You couldn’t blame New Line, who were still very much an indie company looking to branch out, for indulging in their newly discovered mascot, but for me it would jeopardise the integrity of the franchise. The problem with excess is its propensity to exceed, and while The Dream Warriors trod a delicate line between horror and fantasy, later instalments would shed creative perspective like a Freddy-shaped shuttle hurtling towards commercialisation. A year later, The Dream Master would lay waste to the survivors of Westin Hills within the first ten minutes of the movie, replacing them with a cast of paper-thin characters who took a backseat to Freddy’s increasingly ludicrous, horror-defying antics, and by the time the series had entered the barren 90s, one of the genre’s most reprehensible creations had become little more than a commercial sideshow, flogging his increasingly tired act like a circus bear being poked and prodded by the very kids his character had supposedly molested. When it comes to commercialism, there really is no sense of decency it seems.

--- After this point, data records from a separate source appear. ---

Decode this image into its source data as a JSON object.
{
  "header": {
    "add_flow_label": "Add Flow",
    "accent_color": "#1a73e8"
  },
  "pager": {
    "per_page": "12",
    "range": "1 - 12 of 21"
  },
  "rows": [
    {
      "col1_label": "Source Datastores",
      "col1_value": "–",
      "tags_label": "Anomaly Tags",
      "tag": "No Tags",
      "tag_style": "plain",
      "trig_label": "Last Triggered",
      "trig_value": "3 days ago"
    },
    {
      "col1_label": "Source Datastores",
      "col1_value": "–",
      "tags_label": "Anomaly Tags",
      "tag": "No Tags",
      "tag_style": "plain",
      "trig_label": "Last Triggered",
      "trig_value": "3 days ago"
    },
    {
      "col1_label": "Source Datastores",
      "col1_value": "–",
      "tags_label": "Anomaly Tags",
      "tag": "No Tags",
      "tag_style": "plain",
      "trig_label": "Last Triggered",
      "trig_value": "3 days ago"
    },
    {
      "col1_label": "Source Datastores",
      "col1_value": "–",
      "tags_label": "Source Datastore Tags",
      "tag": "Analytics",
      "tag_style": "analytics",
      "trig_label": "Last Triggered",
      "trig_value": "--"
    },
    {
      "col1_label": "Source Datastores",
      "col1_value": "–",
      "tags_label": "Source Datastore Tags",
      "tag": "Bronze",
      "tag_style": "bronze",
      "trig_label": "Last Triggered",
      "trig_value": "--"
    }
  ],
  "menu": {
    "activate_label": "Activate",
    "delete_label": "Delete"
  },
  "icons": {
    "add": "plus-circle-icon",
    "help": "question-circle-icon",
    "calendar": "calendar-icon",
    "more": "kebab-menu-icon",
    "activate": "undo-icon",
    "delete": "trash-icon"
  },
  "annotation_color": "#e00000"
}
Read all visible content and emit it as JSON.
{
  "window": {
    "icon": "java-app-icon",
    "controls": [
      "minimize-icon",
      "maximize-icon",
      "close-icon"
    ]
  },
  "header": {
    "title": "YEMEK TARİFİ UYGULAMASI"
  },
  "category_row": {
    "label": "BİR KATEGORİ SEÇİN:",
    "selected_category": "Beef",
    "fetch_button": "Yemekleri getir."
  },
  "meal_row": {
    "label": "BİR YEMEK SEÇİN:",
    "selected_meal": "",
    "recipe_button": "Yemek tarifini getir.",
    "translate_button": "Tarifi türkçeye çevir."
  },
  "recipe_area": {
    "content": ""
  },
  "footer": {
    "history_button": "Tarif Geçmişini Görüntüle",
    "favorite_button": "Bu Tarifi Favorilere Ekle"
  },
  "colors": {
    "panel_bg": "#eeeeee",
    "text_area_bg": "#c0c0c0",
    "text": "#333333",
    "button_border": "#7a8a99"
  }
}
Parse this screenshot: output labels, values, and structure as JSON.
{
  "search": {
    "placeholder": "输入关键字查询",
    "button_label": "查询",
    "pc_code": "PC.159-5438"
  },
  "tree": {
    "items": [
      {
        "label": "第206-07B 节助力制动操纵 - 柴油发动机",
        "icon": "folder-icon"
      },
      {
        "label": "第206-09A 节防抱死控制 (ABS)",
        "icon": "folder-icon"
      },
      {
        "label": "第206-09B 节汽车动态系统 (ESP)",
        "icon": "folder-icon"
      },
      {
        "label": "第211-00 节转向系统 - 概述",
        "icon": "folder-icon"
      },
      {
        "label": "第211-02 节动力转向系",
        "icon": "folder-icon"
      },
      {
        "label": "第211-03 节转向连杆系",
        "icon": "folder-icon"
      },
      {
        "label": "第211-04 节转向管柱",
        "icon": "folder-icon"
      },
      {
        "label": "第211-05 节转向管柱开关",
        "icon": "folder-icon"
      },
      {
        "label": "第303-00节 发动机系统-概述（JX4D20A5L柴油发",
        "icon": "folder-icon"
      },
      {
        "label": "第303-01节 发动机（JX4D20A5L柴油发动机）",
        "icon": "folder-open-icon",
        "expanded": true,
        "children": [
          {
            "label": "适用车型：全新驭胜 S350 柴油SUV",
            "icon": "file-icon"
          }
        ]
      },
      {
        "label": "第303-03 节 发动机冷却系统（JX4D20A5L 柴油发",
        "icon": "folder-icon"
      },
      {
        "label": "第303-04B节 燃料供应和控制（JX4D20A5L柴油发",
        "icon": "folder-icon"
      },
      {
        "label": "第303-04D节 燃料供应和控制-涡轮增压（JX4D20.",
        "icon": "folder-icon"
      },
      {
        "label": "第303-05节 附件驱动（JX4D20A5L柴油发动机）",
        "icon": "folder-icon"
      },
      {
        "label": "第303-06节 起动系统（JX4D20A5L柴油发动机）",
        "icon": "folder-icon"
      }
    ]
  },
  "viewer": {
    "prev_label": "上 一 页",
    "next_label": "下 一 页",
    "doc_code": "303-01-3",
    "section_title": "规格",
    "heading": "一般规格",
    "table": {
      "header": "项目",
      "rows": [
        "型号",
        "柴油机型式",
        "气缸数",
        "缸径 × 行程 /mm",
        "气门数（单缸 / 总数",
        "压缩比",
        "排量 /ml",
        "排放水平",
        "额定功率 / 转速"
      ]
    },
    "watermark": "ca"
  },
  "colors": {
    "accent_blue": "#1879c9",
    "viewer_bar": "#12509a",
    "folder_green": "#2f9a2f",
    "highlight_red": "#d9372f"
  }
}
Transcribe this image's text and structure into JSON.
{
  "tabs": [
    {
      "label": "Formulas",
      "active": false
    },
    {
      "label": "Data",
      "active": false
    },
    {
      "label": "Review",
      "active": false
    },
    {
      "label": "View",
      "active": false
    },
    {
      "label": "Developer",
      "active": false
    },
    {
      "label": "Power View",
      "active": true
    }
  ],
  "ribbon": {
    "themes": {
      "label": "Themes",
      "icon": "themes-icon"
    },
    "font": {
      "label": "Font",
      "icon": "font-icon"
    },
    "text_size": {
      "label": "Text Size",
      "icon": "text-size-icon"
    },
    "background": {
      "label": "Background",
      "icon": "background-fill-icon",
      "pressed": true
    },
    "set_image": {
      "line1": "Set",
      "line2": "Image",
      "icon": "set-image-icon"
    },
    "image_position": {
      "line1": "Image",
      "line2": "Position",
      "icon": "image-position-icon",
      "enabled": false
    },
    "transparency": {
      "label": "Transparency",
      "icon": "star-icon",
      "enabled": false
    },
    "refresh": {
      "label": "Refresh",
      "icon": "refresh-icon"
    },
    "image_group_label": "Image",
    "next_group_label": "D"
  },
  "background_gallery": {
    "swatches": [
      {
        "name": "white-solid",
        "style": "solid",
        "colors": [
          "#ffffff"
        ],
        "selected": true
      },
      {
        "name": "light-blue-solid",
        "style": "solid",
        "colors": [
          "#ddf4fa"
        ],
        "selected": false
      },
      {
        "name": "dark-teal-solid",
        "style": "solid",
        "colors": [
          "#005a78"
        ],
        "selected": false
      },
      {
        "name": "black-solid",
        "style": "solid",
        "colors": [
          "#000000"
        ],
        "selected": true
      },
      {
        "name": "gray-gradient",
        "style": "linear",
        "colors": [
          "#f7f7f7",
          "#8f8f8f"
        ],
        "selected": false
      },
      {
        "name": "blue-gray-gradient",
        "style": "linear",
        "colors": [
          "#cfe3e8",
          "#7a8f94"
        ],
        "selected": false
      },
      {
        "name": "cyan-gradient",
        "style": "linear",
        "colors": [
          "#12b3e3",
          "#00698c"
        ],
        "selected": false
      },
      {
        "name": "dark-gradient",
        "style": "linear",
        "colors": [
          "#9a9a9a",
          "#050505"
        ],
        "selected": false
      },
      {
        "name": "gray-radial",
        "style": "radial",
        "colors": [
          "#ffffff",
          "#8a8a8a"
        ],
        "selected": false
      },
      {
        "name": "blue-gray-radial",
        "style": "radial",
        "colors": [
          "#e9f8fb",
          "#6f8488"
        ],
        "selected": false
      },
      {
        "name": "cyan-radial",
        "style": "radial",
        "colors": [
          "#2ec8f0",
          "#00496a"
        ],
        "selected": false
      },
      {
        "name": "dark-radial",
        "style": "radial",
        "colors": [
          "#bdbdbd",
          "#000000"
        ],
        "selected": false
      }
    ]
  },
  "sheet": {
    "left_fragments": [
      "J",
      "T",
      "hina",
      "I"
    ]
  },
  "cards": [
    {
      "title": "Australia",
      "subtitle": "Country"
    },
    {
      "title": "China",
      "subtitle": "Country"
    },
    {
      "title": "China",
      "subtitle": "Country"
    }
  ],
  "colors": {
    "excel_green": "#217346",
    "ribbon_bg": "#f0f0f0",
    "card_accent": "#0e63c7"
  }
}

The Dreams Warriors is by no means perfect, and a hokey religious angle featuring a mysterious nun threatens to derail its credibility at times, fleshing out a backstory that only serves to detract from Krueger’s mystique, but those minor distractions notwithstanding, the movie is a brave and effective exercise in imagination which expands on the original movie’s concept while staying true to the staple ingredients that made him such a deliciously unique character. Though it pales next to Craven’s opus as an exercise in terror, it both redesigns and rediscovers, which is as much as you can hope for from any sequel, and its largely rotten legacy is only testament to its influence.